BACKGROUND: There have recently been challenges to testing high risk populations, i.e., African-American men younger than 50 years, for prostate carcinoma (PCa). The mortality rate of patients with PCa between ages 40 and 60 years is nearly 3 times greater among African-American men (AAM) compared with white men (WM). The literature in support of testing AAM at an earlier age than WM is sparse. Therefore, the authors present clinical and histologic data that support the testing of AAM at a younger age, utilizing data on patients with clinically localized PCa. METHODS: Examination of consecutive radical prostatectomy specimens from AAM and WM was performed from January 1991 to June 1996 among AAM and WM at Wayne State University, Harper Hospital, Detroit, Michigan.
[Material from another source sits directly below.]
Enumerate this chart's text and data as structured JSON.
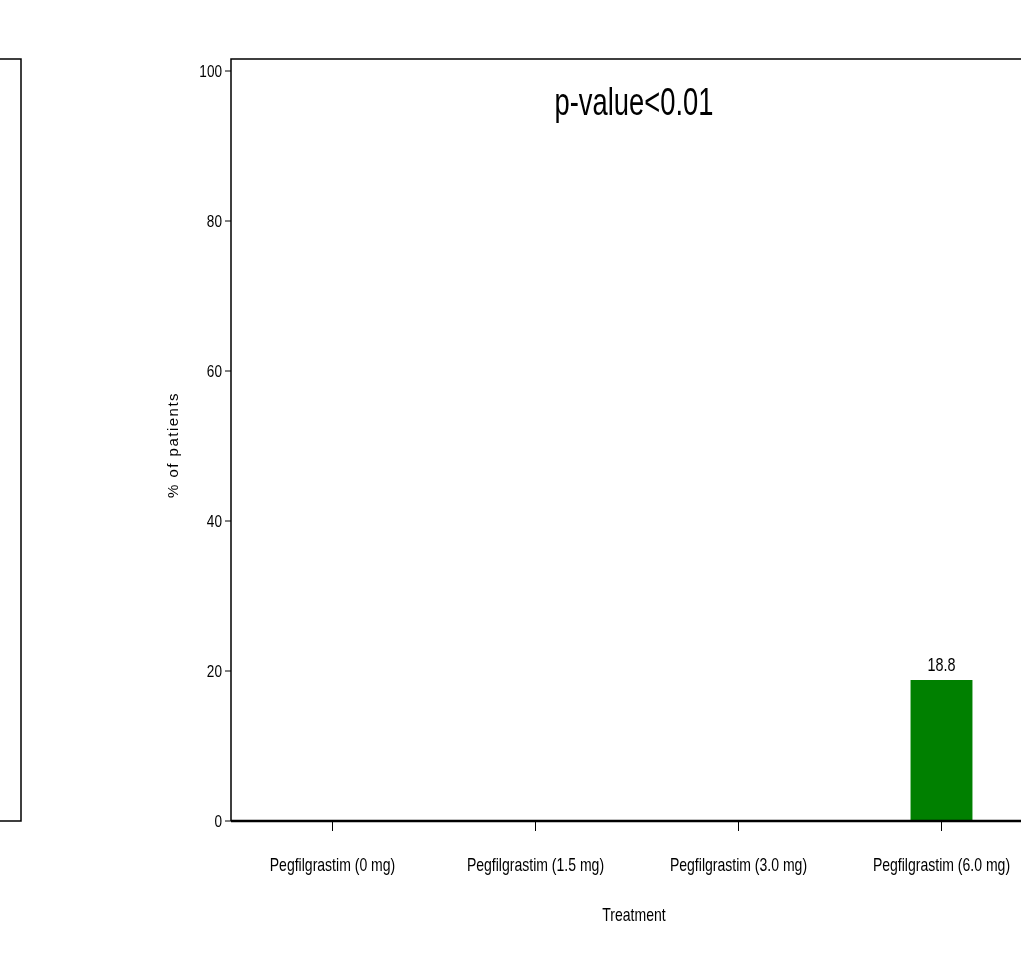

International, salvage prostatectomy, and neoadjuvant hormonal therapy patients were excluded, as were patients with lymph node metastasis. The authors examined biochemical recurrences of PCa in this cohort of men treated from January 1991 through December 1995. Univariate analysis of contingency tables was performed, using chi-squared-tests to assess the correlation between stage and race after stratification of patients by age group. Biochemical recurrence was analyzed using the Kaplan-Meier method and the log rank test. RESULTS: The authors examined radical prostatectomy specimens from 759 patients and biochemical recurrence outcome of 655 patients. AAM patients ages 50-69 years had higher prostate specific antigen levels, worse Gleason scores, more advanced stages of disease, and a higher recurrence rate. However, among men ages 70-79 years, there was no difference in these parameters between AAM and WM. Among men ages 40-49 years, a larger sample size is necessary to make meaningful comparisons. CONCLUSIONS: Data on the outcomes of men treated for clinically localized PCa demonstrated more advanced disease and more frequent recurrence among young AAM than among WM, young and of advanced age. These differences in disease severity and recurrence, in addition to the disproportionate mortality among young AAM, are strong evidence that AAM should be tested for PCa at an earlier age than WM.
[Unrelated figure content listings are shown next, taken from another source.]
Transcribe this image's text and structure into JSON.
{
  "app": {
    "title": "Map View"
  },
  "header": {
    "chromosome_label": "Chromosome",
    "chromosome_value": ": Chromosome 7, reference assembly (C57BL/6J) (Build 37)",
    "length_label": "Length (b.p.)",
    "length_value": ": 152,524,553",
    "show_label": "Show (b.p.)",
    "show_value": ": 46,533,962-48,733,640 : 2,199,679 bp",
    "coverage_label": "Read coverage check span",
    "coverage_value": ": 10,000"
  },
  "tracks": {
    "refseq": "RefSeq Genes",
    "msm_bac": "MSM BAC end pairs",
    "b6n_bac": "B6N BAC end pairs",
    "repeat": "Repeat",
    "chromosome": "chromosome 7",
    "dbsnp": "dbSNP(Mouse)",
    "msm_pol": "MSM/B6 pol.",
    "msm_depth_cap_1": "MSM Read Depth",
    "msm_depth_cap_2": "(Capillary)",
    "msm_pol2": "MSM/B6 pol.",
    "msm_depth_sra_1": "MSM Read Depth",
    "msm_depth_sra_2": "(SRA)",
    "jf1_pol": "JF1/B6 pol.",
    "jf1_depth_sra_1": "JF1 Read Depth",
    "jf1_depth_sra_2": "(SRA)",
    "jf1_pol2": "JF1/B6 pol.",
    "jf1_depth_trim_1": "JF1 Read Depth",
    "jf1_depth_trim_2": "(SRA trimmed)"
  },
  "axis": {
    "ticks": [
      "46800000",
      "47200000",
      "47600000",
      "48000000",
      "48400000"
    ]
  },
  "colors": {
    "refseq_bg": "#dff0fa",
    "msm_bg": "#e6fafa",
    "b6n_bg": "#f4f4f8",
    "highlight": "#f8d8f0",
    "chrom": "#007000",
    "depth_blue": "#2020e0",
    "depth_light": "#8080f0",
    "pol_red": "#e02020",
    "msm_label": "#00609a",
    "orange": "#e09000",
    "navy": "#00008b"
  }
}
The predictive value of race as a clinical prognostic factor among patients with clinically localized prostate cancer: a multivariate analysis of positive surgical margins.
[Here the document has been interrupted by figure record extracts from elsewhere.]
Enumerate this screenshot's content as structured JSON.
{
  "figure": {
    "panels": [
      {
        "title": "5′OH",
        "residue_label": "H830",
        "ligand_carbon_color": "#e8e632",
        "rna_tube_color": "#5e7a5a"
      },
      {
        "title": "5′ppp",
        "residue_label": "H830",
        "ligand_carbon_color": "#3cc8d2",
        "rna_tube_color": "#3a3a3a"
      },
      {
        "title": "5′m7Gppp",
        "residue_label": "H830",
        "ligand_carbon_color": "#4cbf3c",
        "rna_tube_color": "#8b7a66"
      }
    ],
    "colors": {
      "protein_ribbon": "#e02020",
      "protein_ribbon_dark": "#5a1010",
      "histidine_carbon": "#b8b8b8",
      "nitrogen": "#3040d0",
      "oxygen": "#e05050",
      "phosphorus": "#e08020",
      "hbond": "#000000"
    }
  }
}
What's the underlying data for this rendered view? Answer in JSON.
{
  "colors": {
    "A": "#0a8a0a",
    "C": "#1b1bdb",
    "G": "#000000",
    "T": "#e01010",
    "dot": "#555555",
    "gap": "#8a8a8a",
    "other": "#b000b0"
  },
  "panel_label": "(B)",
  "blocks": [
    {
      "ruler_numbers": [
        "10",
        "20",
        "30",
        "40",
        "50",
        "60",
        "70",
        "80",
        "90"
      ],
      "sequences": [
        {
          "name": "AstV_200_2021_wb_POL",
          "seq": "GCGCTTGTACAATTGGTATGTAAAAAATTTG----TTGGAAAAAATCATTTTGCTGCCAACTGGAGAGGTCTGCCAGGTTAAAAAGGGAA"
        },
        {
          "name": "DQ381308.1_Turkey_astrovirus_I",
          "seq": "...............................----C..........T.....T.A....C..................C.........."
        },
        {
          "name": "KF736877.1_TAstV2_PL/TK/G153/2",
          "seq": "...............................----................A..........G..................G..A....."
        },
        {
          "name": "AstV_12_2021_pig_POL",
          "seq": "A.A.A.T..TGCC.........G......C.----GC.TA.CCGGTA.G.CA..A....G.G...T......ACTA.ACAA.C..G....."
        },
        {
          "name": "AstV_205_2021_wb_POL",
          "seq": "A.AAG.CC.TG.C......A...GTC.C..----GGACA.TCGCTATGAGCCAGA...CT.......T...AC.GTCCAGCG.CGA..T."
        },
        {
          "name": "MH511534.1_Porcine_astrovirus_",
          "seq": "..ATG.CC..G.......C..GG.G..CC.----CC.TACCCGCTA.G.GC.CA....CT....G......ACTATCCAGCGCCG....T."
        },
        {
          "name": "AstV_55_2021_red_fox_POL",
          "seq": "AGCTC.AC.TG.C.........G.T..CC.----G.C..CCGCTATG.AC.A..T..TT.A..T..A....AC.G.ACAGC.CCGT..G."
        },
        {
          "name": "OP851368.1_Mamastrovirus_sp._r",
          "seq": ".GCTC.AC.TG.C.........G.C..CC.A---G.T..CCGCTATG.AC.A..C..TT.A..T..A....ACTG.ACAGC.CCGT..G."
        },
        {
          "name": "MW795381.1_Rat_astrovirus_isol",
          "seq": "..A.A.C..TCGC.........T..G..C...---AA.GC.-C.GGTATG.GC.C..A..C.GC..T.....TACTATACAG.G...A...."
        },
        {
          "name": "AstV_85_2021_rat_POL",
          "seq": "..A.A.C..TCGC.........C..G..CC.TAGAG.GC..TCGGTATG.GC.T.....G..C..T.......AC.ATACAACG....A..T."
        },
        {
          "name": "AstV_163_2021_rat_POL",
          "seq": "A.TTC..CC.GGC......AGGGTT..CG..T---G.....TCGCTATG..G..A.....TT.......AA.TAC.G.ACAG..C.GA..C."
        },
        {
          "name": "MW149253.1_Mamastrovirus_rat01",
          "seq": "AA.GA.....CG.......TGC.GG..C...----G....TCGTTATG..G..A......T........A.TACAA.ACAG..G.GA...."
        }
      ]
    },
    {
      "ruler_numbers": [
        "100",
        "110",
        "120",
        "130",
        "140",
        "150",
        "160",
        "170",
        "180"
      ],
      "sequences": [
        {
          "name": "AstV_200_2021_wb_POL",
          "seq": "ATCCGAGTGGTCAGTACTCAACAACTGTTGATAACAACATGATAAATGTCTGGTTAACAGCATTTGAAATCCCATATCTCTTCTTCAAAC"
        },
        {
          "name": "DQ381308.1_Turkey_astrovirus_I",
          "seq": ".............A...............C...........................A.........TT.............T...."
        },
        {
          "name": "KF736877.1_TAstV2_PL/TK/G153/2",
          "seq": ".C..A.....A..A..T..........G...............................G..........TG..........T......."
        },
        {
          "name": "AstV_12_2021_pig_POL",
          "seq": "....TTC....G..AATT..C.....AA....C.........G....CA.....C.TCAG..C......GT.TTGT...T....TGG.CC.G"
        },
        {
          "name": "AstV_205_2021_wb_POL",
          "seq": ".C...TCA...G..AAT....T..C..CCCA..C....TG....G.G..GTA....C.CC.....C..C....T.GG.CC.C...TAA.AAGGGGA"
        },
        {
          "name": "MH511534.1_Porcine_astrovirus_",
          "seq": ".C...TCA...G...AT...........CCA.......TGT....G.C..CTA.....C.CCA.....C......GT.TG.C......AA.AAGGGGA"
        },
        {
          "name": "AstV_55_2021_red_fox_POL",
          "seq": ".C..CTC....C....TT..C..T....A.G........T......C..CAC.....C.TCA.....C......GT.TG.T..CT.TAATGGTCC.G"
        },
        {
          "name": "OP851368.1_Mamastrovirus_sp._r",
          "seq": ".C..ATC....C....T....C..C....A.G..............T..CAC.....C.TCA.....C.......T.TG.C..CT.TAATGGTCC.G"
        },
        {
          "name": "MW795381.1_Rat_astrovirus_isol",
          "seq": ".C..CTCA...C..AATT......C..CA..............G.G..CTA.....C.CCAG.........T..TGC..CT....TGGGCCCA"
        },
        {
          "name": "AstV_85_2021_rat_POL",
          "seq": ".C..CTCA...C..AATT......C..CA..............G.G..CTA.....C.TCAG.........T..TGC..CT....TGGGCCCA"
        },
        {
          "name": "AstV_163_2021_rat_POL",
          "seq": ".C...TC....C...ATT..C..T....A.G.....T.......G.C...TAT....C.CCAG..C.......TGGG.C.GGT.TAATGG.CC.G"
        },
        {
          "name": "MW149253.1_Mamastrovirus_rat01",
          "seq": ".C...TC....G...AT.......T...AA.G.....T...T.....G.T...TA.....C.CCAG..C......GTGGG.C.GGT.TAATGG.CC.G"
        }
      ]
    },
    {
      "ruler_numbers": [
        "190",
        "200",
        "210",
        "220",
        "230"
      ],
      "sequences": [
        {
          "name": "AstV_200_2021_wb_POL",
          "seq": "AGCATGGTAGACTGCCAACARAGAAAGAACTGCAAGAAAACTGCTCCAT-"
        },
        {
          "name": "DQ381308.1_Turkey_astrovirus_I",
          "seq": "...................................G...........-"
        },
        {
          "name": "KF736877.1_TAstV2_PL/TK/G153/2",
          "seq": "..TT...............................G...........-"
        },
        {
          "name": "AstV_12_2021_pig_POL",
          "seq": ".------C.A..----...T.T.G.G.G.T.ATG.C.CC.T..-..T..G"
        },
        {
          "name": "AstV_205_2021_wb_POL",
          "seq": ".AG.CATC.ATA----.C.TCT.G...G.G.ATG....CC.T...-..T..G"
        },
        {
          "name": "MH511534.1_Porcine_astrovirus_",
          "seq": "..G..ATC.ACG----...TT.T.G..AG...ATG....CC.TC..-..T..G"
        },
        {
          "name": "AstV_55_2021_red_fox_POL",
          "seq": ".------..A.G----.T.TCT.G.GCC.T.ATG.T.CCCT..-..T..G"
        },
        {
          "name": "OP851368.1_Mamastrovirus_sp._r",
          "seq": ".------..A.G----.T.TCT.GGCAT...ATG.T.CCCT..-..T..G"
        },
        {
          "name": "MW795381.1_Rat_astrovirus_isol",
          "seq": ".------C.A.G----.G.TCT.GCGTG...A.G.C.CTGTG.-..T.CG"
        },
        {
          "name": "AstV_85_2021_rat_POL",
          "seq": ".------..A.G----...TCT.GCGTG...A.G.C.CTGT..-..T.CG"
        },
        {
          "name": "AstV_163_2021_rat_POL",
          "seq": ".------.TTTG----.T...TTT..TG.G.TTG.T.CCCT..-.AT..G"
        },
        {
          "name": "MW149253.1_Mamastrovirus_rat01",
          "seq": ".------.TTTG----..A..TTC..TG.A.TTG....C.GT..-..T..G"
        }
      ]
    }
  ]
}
OBJECTIVES: Several investigators have reported that African-American men with clinically localized prostate cancer have poorer survival than do white men. In addition, prostate cancer in African-American men is commonly diagnosed at a more advanced stage of disease. Is race or ethnicity predictive of outcome of clinically localized prostate cancer? It has been reported that the presence of positive surgical margins significantly influences time to progression independently of other prognostic factors. Therefore, we have elected to conduct a multivariate analysis of clinical factors including race as potential predictors of positive surgical margin outcome. METHODS: We studied 369 consecutive men (120 African-American and 249 white) who had radical prostatectomies at a single institution. Comparisons by race of Gleason score, stage, presence of positive surgical margins, and mean preoperative prostate-specific antigen (PSA) level were carried out. RESULTS: Our data demonstrate that African-American men have more pathologically locally advanced prostate cancer than do white American men: 69% among blacks compared with 57% among whites. However, the difference in rate of positive surgical margins between blacks and whites is statistically significant: 58% among blacks versus 40% among whites (P = 0.002). Four factors were predictive of positive surgical margins: preoperative PSA level, race, clinical stage, and Gleason score. CONCLUSIONS: We have demonstrated that race is an independent predictor of positive surgical margins among patients with clinically localized prostate cancer and should be included in treatment decisions. In addition, the risk of positive surgical margins increases noticeably when PSA is greater than 10 ng/mL.